The incident highlighted the growing concerns about airport security in Nigeria, which is fighting an Islamic uprising mainly contained in the northeast of the country, where there is a state of emergency.
“We are worried by the incessant security lapses at our airports,” Arik Airline managing director Chris Ndulue said.
The West African country also has a history of major aviation disasters and security challenges.
Despite the possible presence of the boy, the pilots opted to continue with their takeoff, Federal Aviation Agency of Nigeria spokesman Yakubu Dati said.
“Immediately upon the departure of the aircraft, FAAN’s security did another sweep of the area and found nothing unusual,” Dati said.

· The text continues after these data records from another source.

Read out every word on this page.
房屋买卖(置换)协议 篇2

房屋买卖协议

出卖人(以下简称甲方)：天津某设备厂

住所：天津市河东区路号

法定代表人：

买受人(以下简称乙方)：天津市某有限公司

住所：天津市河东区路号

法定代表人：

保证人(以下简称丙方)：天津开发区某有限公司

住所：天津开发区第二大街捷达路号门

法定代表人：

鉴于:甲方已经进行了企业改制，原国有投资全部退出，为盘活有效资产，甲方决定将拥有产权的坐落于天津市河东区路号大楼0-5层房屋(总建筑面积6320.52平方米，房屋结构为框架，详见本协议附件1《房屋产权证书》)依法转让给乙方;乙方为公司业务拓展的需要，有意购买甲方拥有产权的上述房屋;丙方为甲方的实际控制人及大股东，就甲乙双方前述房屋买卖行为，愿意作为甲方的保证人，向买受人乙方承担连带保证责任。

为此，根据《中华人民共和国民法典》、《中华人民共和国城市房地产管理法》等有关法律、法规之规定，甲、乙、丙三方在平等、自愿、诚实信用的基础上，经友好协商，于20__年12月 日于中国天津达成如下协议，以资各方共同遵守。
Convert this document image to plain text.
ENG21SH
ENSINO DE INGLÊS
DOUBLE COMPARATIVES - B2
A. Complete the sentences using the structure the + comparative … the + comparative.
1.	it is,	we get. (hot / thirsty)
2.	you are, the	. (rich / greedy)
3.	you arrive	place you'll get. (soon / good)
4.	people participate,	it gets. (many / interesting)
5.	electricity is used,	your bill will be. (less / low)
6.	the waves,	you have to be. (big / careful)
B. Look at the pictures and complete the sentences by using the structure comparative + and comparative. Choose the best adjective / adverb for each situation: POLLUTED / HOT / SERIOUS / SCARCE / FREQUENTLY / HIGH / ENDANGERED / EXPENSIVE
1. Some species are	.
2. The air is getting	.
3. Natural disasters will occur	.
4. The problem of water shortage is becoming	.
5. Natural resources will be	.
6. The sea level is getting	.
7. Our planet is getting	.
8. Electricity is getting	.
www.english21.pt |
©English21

When the plane arrived in Lagos, Nigeria’s commercial capital, a boy aged 13 or 14 jumped to the ground from the wheel and was detained by Arik personnel, Adebanji said. He said the teenager probably survived because the flight was short and the plane probably didn’t rise above 25,000 feet (7,620 meters).
Most stowaways don’t survive. The body of a suspected stowaway fell from an Air France plane over Niger, also in West Africa, in July and was discovered lifeless in a western suburb of the capital, Niamey, officials said. The plane was coming from Burkina Faso’s capital, Ouagadougou, and was scheduled to continue to Paris.
In September 2012, a man’s body landed in a street in southwest London. He was eventually identified as Jose Matada, 26, of Mozambique, who an employer said had expressed an interest in moving to Europe for a better life. Police thought at first he was a murder victim, but soon determined his lifeless body had fallen from a plane preparing to land at nearby Heathrow Airport.
Last year, Nigeria gained a coveted U.S. safety status that allows its domestic carriers to fly directly to the U.S.